By Gaither Stewart, Dandelion Salad
Just as one once said in Italy during the agony of the death of the Italian Communist Party, just as one once spoke of the loss of the propulsive force of the French Revolution, current events show that also capitalism, the capitalist system itself, has lost its self-proclaimed propulsive force. Today, for a growing number of capitalists it is a case of si salvi chi puo, every man for himself. No one can logically claim that capitalism as an economic-social-political idea propels forward world society.
In the face of the current disaster of the capitalist system, one can ldetermine that capitalism’s ideology, its promises for societal well-being, were false from the start. One can no longer defend capitalism in good faith. Marx was right, over a century and a half ago: capitalism has hung itself in its excess, in its greed for more and more and more.
Underlying what I prefer to call the Mediterranean Spring rather than the European Spring are a host of symptoms of a highly infectious pandemic of rejection of the capitalist system. The movement of the movements infecting Spanish youth camping on the plazas of their nation today is transversal. Its common denominator is anti-system, which, though they might not yet realize it, I believe translates into anti-capitalism.

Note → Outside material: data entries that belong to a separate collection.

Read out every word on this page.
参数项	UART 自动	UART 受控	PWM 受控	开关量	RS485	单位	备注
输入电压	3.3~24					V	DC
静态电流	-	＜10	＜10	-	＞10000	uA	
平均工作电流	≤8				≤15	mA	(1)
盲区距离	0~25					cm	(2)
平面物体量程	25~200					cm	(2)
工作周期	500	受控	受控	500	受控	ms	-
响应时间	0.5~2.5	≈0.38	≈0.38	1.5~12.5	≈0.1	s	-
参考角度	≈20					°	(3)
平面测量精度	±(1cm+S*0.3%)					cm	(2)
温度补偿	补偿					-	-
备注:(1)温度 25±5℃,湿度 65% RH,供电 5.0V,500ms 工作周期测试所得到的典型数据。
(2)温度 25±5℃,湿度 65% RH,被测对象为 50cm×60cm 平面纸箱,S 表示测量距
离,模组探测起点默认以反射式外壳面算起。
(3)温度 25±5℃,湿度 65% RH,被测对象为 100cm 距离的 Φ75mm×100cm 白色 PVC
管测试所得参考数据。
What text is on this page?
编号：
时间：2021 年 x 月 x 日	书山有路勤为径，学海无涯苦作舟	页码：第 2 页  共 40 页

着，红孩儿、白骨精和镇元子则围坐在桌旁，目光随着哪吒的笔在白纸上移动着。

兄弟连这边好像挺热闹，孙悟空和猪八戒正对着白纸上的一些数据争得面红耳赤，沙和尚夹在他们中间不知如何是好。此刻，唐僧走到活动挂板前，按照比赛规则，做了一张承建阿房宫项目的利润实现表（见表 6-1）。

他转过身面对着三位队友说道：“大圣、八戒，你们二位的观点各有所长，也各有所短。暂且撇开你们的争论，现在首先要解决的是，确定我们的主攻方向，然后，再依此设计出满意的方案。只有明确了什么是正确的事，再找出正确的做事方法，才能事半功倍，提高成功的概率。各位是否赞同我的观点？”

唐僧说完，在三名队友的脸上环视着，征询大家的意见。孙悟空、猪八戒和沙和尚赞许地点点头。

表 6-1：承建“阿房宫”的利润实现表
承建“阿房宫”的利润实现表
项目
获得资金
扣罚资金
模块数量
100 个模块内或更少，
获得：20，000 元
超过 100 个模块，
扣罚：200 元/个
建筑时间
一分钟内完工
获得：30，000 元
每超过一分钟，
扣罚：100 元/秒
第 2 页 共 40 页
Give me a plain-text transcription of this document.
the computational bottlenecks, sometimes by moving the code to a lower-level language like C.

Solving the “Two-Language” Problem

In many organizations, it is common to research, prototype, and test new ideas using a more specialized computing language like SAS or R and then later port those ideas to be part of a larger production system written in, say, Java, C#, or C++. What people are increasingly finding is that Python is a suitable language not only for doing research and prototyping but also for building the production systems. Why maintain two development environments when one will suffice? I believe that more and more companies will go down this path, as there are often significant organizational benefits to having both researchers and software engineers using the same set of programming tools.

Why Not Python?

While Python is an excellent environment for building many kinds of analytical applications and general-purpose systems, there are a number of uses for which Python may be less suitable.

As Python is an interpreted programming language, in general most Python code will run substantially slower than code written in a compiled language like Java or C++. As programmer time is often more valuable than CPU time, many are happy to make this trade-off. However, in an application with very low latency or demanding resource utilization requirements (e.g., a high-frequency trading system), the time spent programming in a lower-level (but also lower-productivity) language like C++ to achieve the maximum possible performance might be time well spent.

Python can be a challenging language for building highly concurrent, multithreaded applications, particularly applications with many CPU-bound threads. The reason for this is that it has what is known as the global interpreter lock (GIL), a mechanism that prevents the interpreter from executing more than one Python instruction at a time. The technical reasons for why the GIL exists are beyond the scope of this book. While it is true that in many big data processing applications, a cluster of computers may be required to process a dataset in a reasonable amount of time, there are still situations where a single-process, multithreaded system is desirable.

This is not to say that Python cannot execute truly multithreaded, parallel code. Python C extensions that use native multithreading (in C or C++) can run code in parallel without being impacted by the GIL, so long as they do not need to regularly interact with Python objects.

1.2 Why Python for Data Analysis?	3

Rejection of what is and what has been in Europe. The fever has spread across all of southern Europe, from Portugal to Greece. The Spanish-Portuguese mood is almost identical in Greece, where working people, especially youth, refuse to pay for the greed of capitalism. Also some similarities are visible in the overturn of systems in Tunisia and Egypt. Now today also in Italy, the grass roots—youth and workers. the unemployed and the underpaid underemployed—demand the same rights claimed by protesters in Spain and Portugal and Greece.
It has become contagious. A fever. The Mediterranean world is burning: the demand is economic democracy, political justice and peace. In Spain, Real democracia ya! Real democracy now. The time of indifference seems over and past. Society has awakened. Spain’s indignados, modern Don Quixotes, have occupied sixty plazas across the Spain. The Indignant Ones movement in Portugal is the same. The movement is hailed and imitated by Greeks and Italians. In France, they occupied for a brief time the Bastille. Capitalism should tremble. For when indifference ends, social activism takes over. Revolution is in fact already underway.